3. hours on the unit -- both stratasys and makerbot do this (shows percent complete/time elapsed).
4. stepping motor accuracy -- what? I'm not really sure what you are asking for here. In case you are confused, the stepping motors of serious printers are *very* accurate. But there's going to be some slop in the print due to the driving method and, inescapably, from printing with what is, essentially, a liquid. Are you wanting lasers to measure the accuracy of the print as it progresses? Sounds kinda cool, but what are you really wanting to measure? How will it be displayed? If it were a 2d color print you could have an image that visually displayed color accuracy, but for a 3d print I'm really not sure what you could do.
As for the "sealed unit" -- there are manufacturers that make that claim right now. As it happens, I don't believe them, but the claims still exist. Your statement about business and investment is a tautology. What a home user does is not an investment, but it is also basically irrelevant.
For what its worth, the reason I personally bought a printer is that it is the only viable option to producing some items. Despite some of the pie-in-the-sky beliefs about "3d printing" displacing traditional manufacturing that is not really even relevant. I can print a lego minifig, but I'd be the first to tell you to buy one rather than printing it (unless, like me, you wanted to print one "just because" -- but, really, if you want something like that just buy it). What I can't do is buy custom parts in a store. And using something like shapeways almost makes a stratasys printer look competitive. Unless you are very wealthy the 3d printing services are not feasible for any significant amount of printing. For work I did a write up comparing different options and, if you are going to do any amount of printing, it is cheaper to buy a 3d printer -- to include "eating" the cost of failures. Much, much cheaper.

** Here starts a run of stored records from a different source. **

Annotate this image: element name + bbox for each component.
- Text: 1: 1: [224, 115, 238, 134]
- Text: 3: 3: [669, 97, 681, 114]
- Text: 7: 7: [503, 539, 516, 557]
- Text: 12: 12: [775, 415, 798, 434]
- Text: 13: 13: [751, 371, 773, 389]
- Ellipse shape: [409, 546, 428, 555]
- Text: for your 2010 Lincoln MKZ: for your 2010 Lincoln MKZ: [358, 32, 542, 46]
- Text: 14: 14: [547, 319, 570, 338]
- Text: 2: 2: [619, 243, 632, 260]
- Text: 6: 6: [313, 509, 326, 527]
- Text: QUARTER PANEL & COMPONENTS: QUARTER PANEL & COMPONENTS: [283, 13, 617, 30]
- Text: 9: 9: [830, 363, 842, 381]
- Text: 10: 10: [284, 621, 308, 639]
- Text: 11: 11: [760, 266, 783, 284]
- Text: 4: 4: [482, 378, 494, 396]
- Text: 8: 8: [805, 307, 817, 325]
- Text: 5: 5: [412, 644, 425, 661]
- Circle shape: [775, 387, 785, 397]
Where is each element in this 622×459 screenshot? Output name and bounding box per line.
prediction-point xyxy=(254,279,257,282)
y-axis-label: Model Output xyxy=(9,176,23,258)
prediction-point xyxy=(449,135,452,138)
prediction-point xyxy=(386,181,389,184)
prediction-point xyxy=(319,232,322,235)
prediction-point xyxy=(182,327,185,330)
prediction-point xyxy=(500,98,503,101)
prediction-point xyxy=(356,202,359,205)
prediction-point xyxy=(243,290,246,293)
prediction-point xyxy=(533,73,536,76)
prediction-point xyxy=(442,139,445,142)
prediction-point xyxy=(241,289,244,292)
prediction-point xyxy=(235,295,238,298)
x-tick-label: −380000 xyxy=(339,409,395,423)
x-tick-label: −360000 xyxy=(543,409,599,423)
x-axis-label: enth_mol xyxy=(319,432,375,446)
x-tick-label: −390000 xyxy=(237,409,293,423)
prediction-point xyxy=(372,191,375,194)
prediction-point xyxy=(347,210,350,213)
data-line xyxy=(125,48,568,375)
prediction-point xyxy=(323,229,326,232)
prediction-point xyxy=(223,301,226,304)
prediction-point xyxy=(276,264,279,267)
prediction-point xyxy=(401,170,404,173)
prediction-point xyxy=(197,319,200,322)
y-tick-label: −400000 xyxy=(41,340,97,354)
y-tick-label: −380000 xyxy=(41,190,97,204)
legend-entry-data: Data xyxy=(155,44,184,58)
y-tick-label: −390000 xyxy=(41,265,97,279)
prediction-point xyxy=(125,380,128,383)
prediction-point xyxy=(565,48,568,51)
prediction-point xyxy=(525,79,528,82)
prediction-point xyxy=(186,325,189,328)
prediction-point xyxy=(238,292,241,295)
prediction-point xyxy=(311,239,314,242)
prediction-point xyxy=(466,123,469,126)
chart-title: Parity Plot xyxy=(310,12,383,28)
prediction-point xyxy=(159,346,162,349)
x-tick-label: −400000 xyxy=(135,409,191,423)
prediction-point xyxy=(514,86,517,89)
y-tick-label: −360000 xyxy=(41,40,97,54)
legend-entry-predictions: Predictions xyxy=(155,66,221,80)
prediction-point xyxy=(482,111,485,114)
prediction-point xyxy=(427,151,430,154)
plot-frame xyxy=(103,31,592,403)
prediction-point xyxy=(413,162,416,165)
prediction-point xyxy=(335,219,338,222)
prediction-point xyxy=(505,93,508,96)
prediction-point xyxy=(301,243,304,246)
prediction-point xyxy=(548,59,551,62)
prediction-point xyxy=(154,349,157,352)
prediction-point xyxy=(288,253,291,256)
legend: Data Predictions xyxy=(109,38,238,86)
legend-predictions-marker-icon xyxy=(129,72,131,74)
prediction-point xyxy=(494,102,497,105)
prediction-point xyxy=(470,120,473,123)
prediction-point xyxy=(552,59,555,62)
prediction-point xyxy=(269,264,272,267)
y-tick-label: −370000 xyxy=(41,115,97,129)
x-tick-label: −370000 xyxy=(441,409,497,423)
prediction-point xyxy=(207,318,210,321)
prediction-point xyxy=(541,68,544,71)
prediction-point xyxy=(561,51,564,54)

3d printing then is viable for rapid prototyping (but you already knew that) and for custom printing needs where the print runs are still too small to justify setup costs for paying a production service, but not small enough for boutique printing like shapeways. That's a pretty narrow home market, but it exists. Whether or not it is actually large enough to support all the competing 3d printer manufacturers remains to be seen.